My frame G519 with curved tube is Dec. 1941 : MF 17056  H12






 I think these are the premises of the standart G519.
 Regards;
Serge


----------



## johan willaert (Jan 2, 2019)

Thanks for the additional pictures. The Marines in post 17 are clearly wearing standard USMC shirts with pointed pocket flaps, but other pictures illustrate both Navy and Marine Corps men wearing the other type...
I think we can assume the men we referred to in the pictures are in fact Marines and have USMC insignia on belt buckle and Garrison cap...
Although the corporal strips on the so-called middle man still scream Army to me...
Anyway, this is a cycle board, not the US uniform forum...

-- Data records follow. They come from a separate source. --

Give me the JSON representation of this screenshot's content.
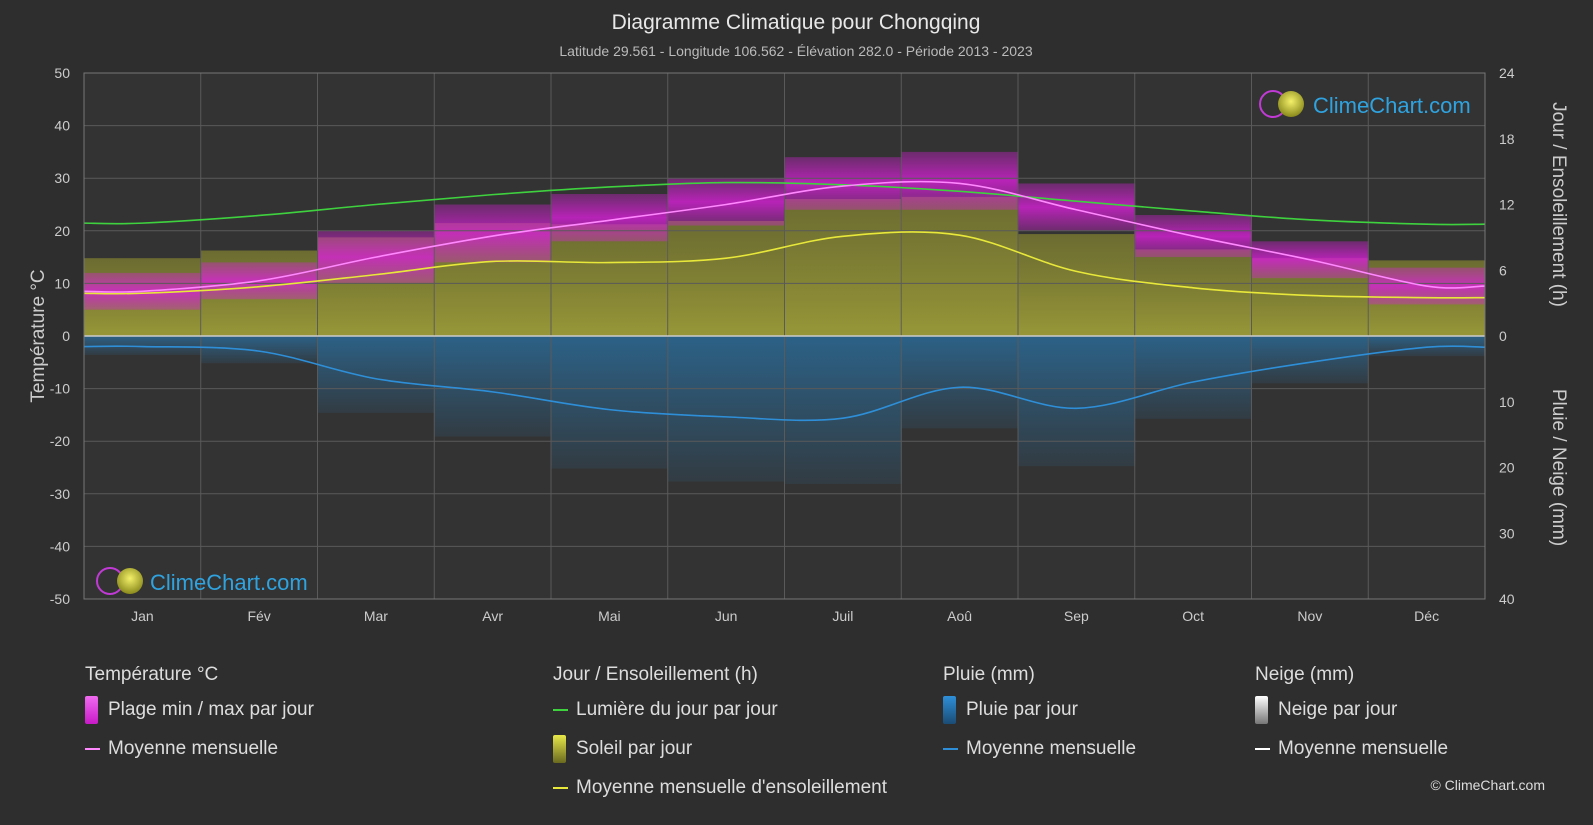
{
  "title": "Diagramme Climatique pour Chongqing",
  "subtitle": "Latitude 29.561 - Longitude 106.562 - Élévation 282.0 - Période 2013 - 2023",
  "watermark": "ClimeChart.com",
  "copyright": "© ClimeChart.com",
  "colors": {
    "background": "#2e2e2e",
    "temp_band": "#d81fd8",
    "temp_mean": "#ff88ff",
    "daylight": "#3fd23f",
    "sunshine_band": "#b8b83a",
    "sunshine_mean": "#e8e83a",
    "rain_bar": "#2a6d9c",
    "rain_mean": "#2e8fd8",
    "snow_mean": "#ffffff",
    "grid": "#5a5a5a"
  },
  "legend": {
    "temperature": {
      "heading": "Température °C",
      "items": [
        {
          "label": "Plage min / max par jour",
          "kind": "box",
          "color": "#d81fd8"
        },
        {
          "label": "Moyenne mensuelle",
          "kind": "line",
          "color": "#ff88ff"
        }
      ]
    },
    "sun": {
      "heading": "Jour / Ensoleillement (h)",
      "items": [
        {
          "label": "Lumière du jour par jour",
          "kind": "line",
          "color": "#3fd23f"
        },
        {
          "label": "Soleil par jour",
          "kind": "box",
          "color": "#c8c83a"
        },
        {
          "label": "Moyenne mensuelle d'ensoleillement",
          "kind": "line",
          "color": "#e8e83a"
        }
      ]
    },
    "rain": {
      "heading": "Pluie (mm)",
      "items": [
        {
          "label": "Pluie par jour",
          "kind": "box",
          "color": "#2e8fd8"
        },
        {
          "label": "Moyenne mensuelle",
          "kind": "line",
          "color": "#2e8fd8"
        }
      ]
    },
    "snow": {
      "heading": "Neige (mm)",
      "items": [
        {
          "label": "Neige par jour",
          "kind": "box",
          "color": "#dddddd"
        },
        {
          "label": "Moyenne mensuelle",
          "kind": "line",
          "color": "#ffffff"
        }
      ]
    }
  },
  "chart_data": {
    "type": "line",
    "title": "Diagramme Climatique pour Chongqing",
    "subtitle": "Latitude 29.561 - Longitude 106.562 - Élévation 282.0 - Période 2013 - 2023",
    "categories": [
      "Jan",
      "Fév",
      "Mar",
      "Avr",
      "Mai",
      "Jun",
      "Juil",
      "Aoû",
      "Sep",
      "Oct",
      "Nov",
      "Déc"
    ],
    "y_left": {
      "label": "Température °C",
      "range": [
        -50,
        50
      ],
      "ticks": [
        50,
        40,
        30,
        20,
        10,
        0,
        -10,
        -20,
        -30,
        -40,
        -50
      ]
    },
    "y_right_top": {
      "label": "Jour / Ensoleillement (h)",
      "range": [
        0,
        24
      ],
      "ticks": [
        24,
        18,
        12,
        6,
        0
      ]
    },
    "y_right_bottom": {
      "label": "Pluie / Neige (mm)",
      "range": [
        0,
        40
      ],
      "ticks": [
        0,
        10,
        20,
        30,
        40
      ]
    },
    "grid": true,
    "series": [
      {
        "name": "Moyenne mensuelle",
        "group": "temperature",
        "values": [
          8.5,
          10.5,
          15.0,
          19.0,
          22.0,
          25.0,
          28.5,
          29.0,
          24.0,
          19.0,
          14.5,
          9.5
        ]
      },
      {
        "name": "Plage min / max par jour",
        "group": "temperature",
        "min": [
          5,
          7,
          10,
          14,
          18,
          21,
          24,
          24,
          20,
          15,
          11,
          6
        ],
        "max": [
          12,
          14,
          20,
          25,
          27,
          30,
          34,
          35,
          29,
          23,
          18,
          13
        ]
      },
      {
        "name": "Lumière du jour par jour",
        "group": "sun",
        "values": [
          10.3,
          11.0,
          12.0,
          12.9,
          13.6,
          14.0,
          13.8,
          13.2,
          12.3,
          11.4,
          10.6,
          10.2
        ]
      },
      {
        "name": "Soleil par jour",
        "group": "sun",
        "values": [
          3.6,
          4.3,
          5.5,
          6.8,
          6.7,
          7.0,
          9.0,
          9.2,
          5.8,
          4.4,
          3.6,
          3.4
        ]
      },
      {
        "name": "Moyenne mensuelle d'ensoleillement",
        "group": "sun",
        "values": [
          3.9,
          4.5,
          5.6,
          6.8,
          6.7,
          7.1,
          9.1,
          9.2,
          5.9,
          4.4,
          3.7,
          3.5
        ]
      },
      {
        "name": "Pluie par jour",
        "group": "rain",
        "values": [
          1.6,
          2.3,
          6.5,
          8.5,
          11.2,
          12.3,
          12.5,
          7.8,
          11.0,
          7.0,
          4.0,
          1.7
        ]
      },
      {
        "name": "Moyenne mensuelle",
        "group": "rain",
        "values": [
          1.6,
          2.3,
          6.5,
          8.5,
          11.2,
          12.3,
          12.5,
          7.8,
          11.0,
          7.0,
          4.0,
          1.7
        ]
      },
      {
        "name": "Moyenne mensuelle",
        "group": "snow",
        "values": [
          0,
          0,
          0,
          0,
          0,
          0,
          0,
          0,
          0,
          0,
          0,
          0
        ]
      }
    ]
  }
}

Some of the sailors in the pictures are British, even Dutch (Koninklijke Marine on hat)...


----------



## HUFFMANBILL (Jan 2, 2019)

The more I look at the pictured bikes the more I can see parts and/or features that were common with at least some of the 1941 Columbia civilian models.  The style of the chrome handlebar stem, which differs from that which was used on the standard g519's and the full coverage chain guard as well as the black ''Persons'' saddle were all used on 1941 civilian models.  The lack of a lower truss rod bracket was very common in 1941 Columbia civilian  bicycles.

Regards,
Bill


----------



## jkent (Jan 2, 2019)

I also noticed the bicycles in the first pictures do not have the rough welded joints.


----------



## Brutuskend (Feb 26, 2019)

Balloontyre said:


> Dooood....
> 
> These are period photos, 129 total, all in color. I found them on Getty searching editorial images relating to the war.
> 
> ...



The color looks awfully sharp for that era in my opinion.


----------



## Brutuskend (Feb 26, 2019)

Balloontyre said:


> The Marine is in the middle, the dude on his left is wearing a different model shirt.
> Naval Air Station Bermuda.
> View attachment 927501



Two differant style buckles. The one on the right is they type I was issued in the early 70's.


----------



## Brutuskend (Feb 26, 2019)

Balloontyre said:


> View attachment 927504
> 
> View attachment 927505



Like this guys buckle. No crossed rifles though which is period correct.


----------